Он настоял на том, чтобы я уволилась из поликлиники. Ну, за поломойную работу я не сильно держалась. Хотя и не считала её «стыдной». Многие мои однокурсники работали на подобных работах: кто грузчиком в булочной, как прозаик Володя Казарновский, кто лифтёром, как поэт Арнольд Вакс, кто – дворником, а кто – чистильщиком крыш от наледей, как драматург Коля Панасюк. Это же очень удобно: руки что-то делают, а голова – свободна для творчества. И главное – грубая, тяжёлая работа была вдали от идеологии. Ну, какая идеология в мойке полов или в сбивании сосулек?
Но Б. сказал, что лучше я буду печатать на машинке его статьи и главы из докторской диссертации, над которой он в настоящий момент работал. (Он занимался историей науки). Он сказал, что это для нашей семьи будет выгодней: не надо платить машинисткам. (Машинистки брали дорого).
Я уволилась с работы, но из института не ушла. Мне это было неприятно: то, что он с первых дней решил мной командовать и сузить мою жизнь до обслуживания его, любимого. Я считала, что способна на большее, чем просто роль кухарки и личной машинистки.
Вообще-то, я мечтала работать рецензентом. (Не путать с резидентом!) Ещё с отроческих лет, когда я стала посылать в редакции свои первые стихи, и с трепетом ждала ответов… Рецензенты казались мне небожителями. Я так радовалась, когда получала не просто отписку, а тёплое, человеческое письмо! Мне казалось, от рецензента многое зависит. Надо сказать, что в советские времена так и было. Ни одну рукопись, даже самую бредовую, не отсылали автору без рецензии. И ни одну, даже самую талантливую, не ставили в план издания без предварительного рецензирования. Таковы были правила. И поэтому от рецензента на каком-то этапе действительно что-то зависело. По крайней мере, – получит ли девочка в далёкой провинции в ответ на свои первые стихи чёрствую, как сухарь, отписку, над которой будет плакать и решит, что не надо ей больше писать стихов никогда! Или – получит задушевное письмо-одобрение, от которого будет прыгать на одной ножке от счастья: «Мне написали, что у меня есть искра Божья!» Я мечтала быть именно таким рецензентом. Который пишет начинающим писателям добрые письма. Но никто и нигде на такую ответственную работу меня бы не взял без литературного образования. Так что институт надо было заканчивать.
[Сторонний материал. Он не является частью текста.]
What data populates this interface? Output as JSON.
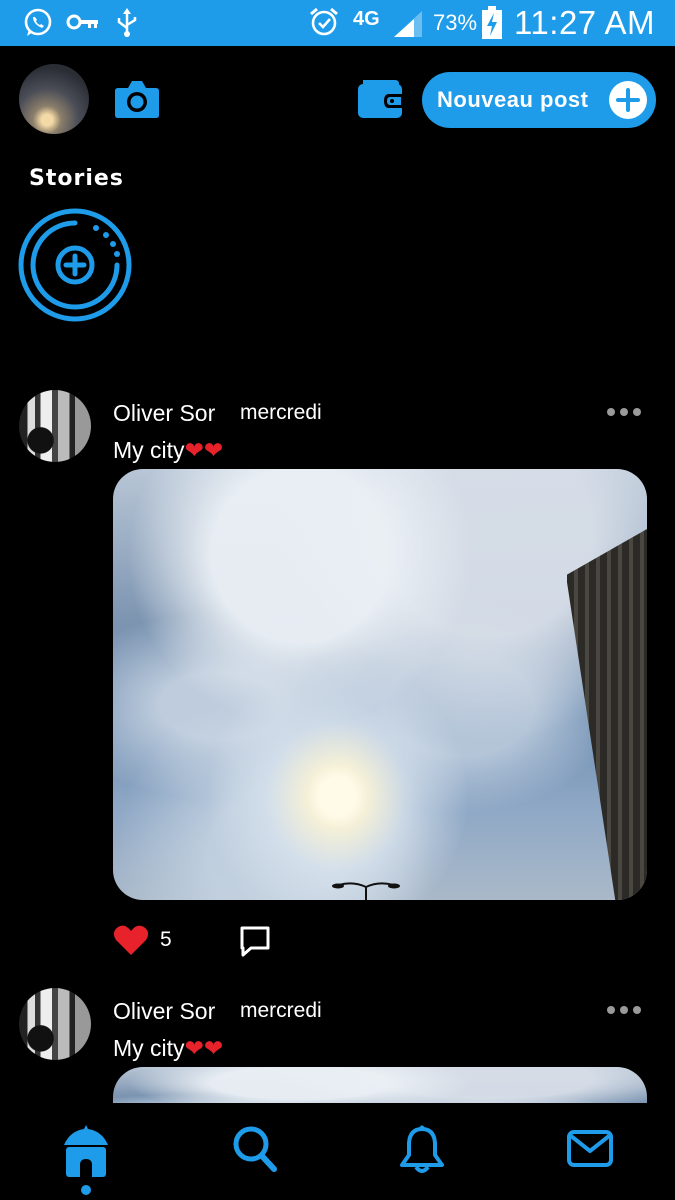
{
  "colors": {
    "accent": "#1e9be9",
    "background": "#000000",
    "heart": "#e8222a",
    "text": "#ffffff"
  },
  "status_bar": {
    "icons": [
      "whatsapp-icon",
      "key-icon",
      "usb-icon",
      "alarm-icon",
      "network-4g-lte-icon",
      "signal-icon",
      "battery-charging-icon"
    ],
    "network": "4G",
    "battery": "73%",
    "time": "11:27 AM"
  },
  "header": {
    "new_post_label": "Nouveau post",
    "icons": [
      "camera-icon",
      "wallet-icon",
      "plus-icon"
    ]
  },
  "stories": {
    "label": "Stories"
  },
  "posts": [
    {
      "author": "Oliver Sor",
      "date": "mercredi",
      "caption": "My city❤❤",
      "likes": "5"
    },
    {
      "author": "Oliver Sor",
      "date": "mercredi",
      "caption": "My city❤❤"
    }
  ],
  "bottom_nav": {
    "items": [
      "home-icon",
      "search-icon",
      "notifications-icon",
      "messages-icon"
    ],
    "active": "home-icon"
  }
}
Интересно, к кому на растерзание попаду я через год, убежав от Жарова? Поживём – увидим… Но страшнее Жарова не может быть никого, это уж точно.
А Безухов был недоволен тем, что я его ослушалась. Очень недоволен.
Были и ещё моменты, которые меня шокировали. Он сказал:
– Теперь можно и уезжать.
– Куда?
– В Америку, это самый лучший вариант.
– В какую Америку?
– В Соединённые Штаты, разумеется. Все мои друзья уже там.
– Но я не хочу ни в какую Америку!
– Можно в Европу. Собственно, главное – уехать поскорее отсюда. А там решим, где жить. Хотя я склоняюсь всё же к Америке, там больше возможностей, легче найти работу.